Most streamers use software encoders, like OBS, to send their broadcasts over the internet. The encoder’s job is to package the video stream into a format that platforms can process. While Real-time Messaging Protocol (RTMP) is widely used for sending streams, a new protocol called Secure Reliable Transport (SRT) promises lower latency, although it still isn’t universally supported by popular platforms.
Adaptive Bitrate Streaming:
- The platform transcodes video into various resolutions and bit rates.
- Video is broken into segments lasting a few seconds.
- The video player adapts to the viewer’s internet quality, switching bit rates as needed.
Streamers connect to nearby servers for better upload conditions, helping video travel quickly. These servers use DNS routing or anycast networks to direct the stream through reliable paths. Once it reaches the main platform, the stream is transcoded and segmented to suit different devices and connection qualities.
The output formats, like HLS and DASH, are then ready for delivery. HLS involves a manifest file and video chunks, while DASH is another format option, though not supported on all devices. Throughout this process, content delivery networks (CDNs) cache data to reduce delivery time to the end viewer, ensuring they get the best experience possible.
Streamers’ Techniques for Improving Performance
Streamers use various strategies to enhance their live streaming quality and minimize latency. One key factor is their choice of encoder. Many opt for software like OBS to package their video and audio into a streamable format. This choice can impact the efficiency and quality of the broadcast.
Transport protocols play an essential role in reducing latency. While RTMP is widely used, newer protocols like SRT offer lower latency and are more resilient in poor network conditions. However, these are not yet broadly supported by popular platforms.
To ensure smooth streaming, platforms provide access points, or point-of-presence servers, around the world. Streamers connect to the nearest server, helping to reduce the time it takes for data to travel from their device to the viewer.
Adaptive bitrate streaming is an important feature. Platforms automatically adjust video quality based on the viewer’s internet speed. This ensures a seamless experience, even if the connection varies.

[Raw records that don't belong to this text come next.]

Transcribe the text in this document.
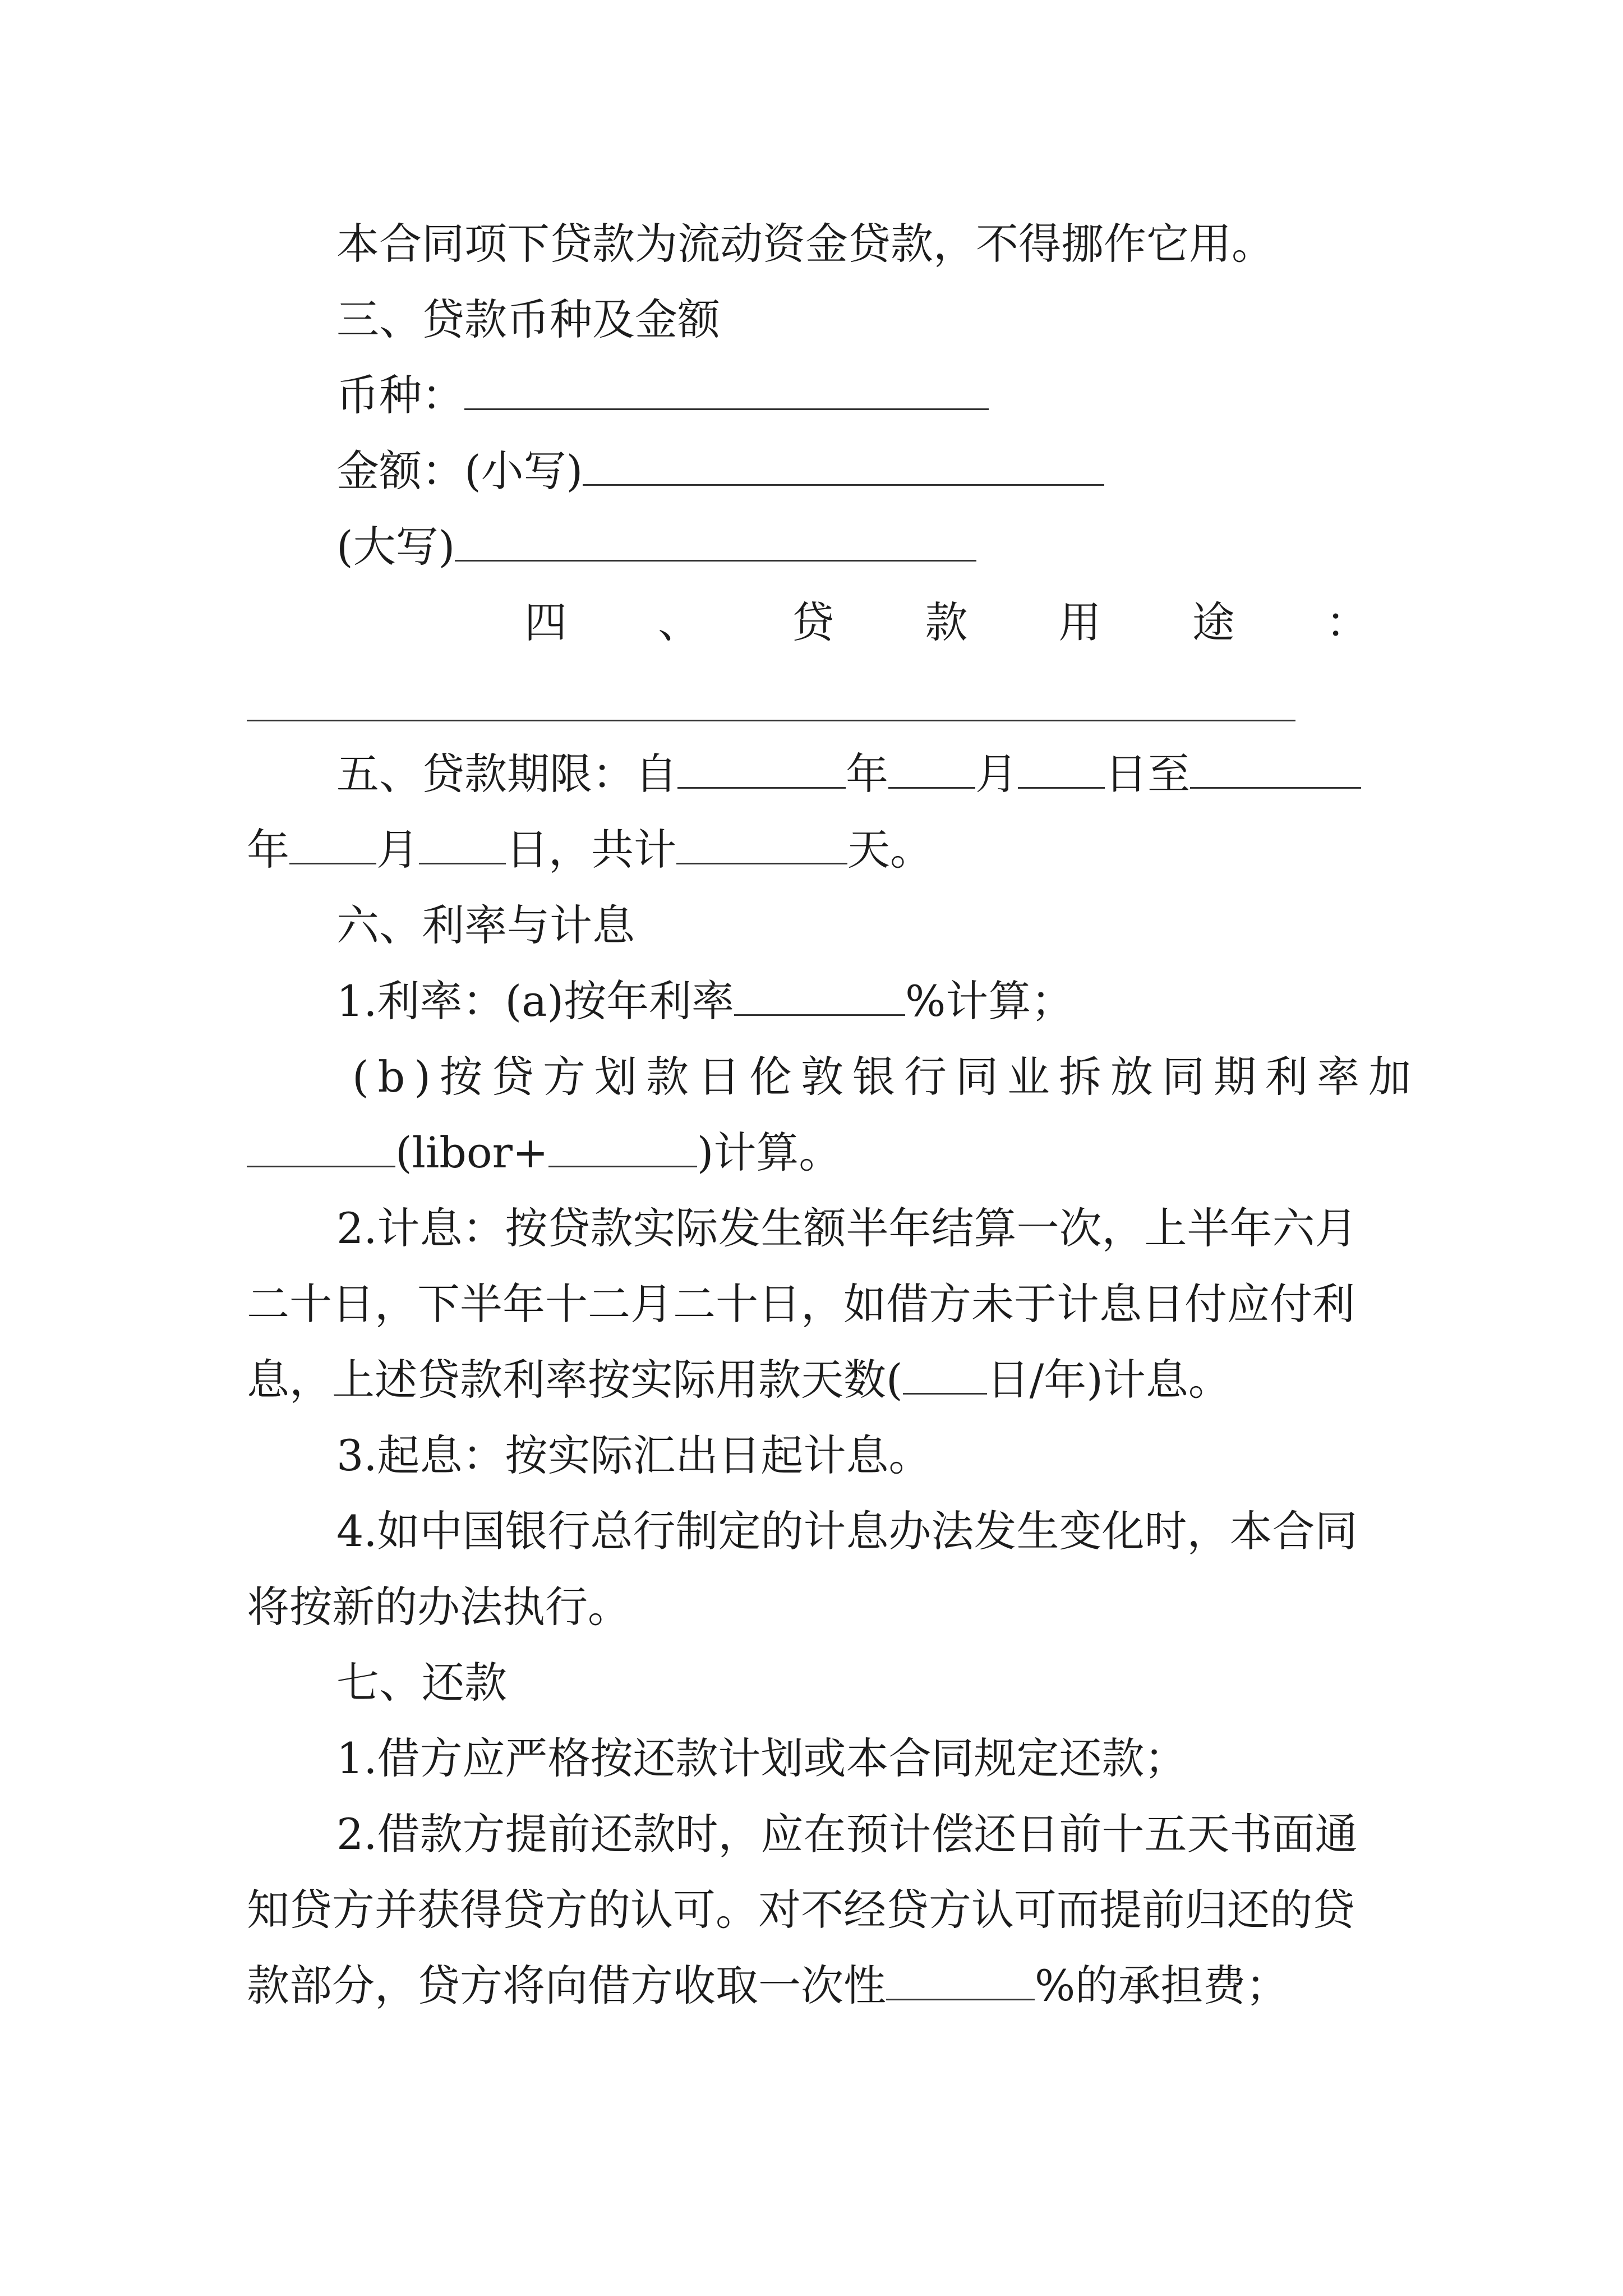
本合同项下贷款为流动资金贷款，不得挪作它用。

三、贷款币种及金额

币种：

金额：(小写)

(大写)

四 、 贷 款 用 途 ：

五、贷款期限：自	年 月 日至

年 月 日，共计	天。

六、利率与计息

1.利率：(a)按年利率	%计算；

(b)按贷方划款日伦敦银行同业拆放同期利率加

(libor+	)计算。

2.计息：按贷款实际发生额半年结算一次，上半年六月

二十日，下半年十二月二十日，如借方未于计息日付应付利

息，上述贷款利率按实际用款天数( 日/年)计息。

3.起息：按实际汇出日起计息。

4.如中国银行总行制定的计息办法发生变化时，本合同

将按新的办法执行。

七、还款

1.借方应严格按还款计划或本合同规定还款；

2.借款方提前还款时，应在预计偿还日前十五天书面通

知贷方并获得贷方的认可。对不经贷方认可而提前归还的贷

款部分，贷方将向借方收取一次性	%的承担费；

Streamers who focus on optimizing their local setup can achieve better results. Reducing the time it takes for video to travel from the camera to the platform is crucial for maintaining low “glass-to-glass” latency, which encompasses the entire video delivery process.
Final Thoughts
Live streaming platforms like YouTube and Twitch offer a way for streamers to share video content with viewers in real-time. The process starts when the streamer connects their audio and video sources to an encoder, which compresses the data and sends it through the internet using protocols like RTMP.
Next, the stream is sent to a nearby point-of-presence server, ensuring optimal upload conditions. From there, it’s transmitted across a fast network, reaching the platform for more processing. Here, the stream is transcoded into different resolutions and bit-rates, then divided into smaller segments. Formats like HLS are used during this packaging stage to ensure compatibility with video players.
The processed video content is cached by CDNs to reduce latency before reaching the viewer’s device. On average, the “glass-to-glass” delay is about 20 seconds. To adjust latency, platforms can tune certain aspects, affecting the stream’s quality. Overall, streamers can mainly improve latency by optimizing their setup from the starting point itself.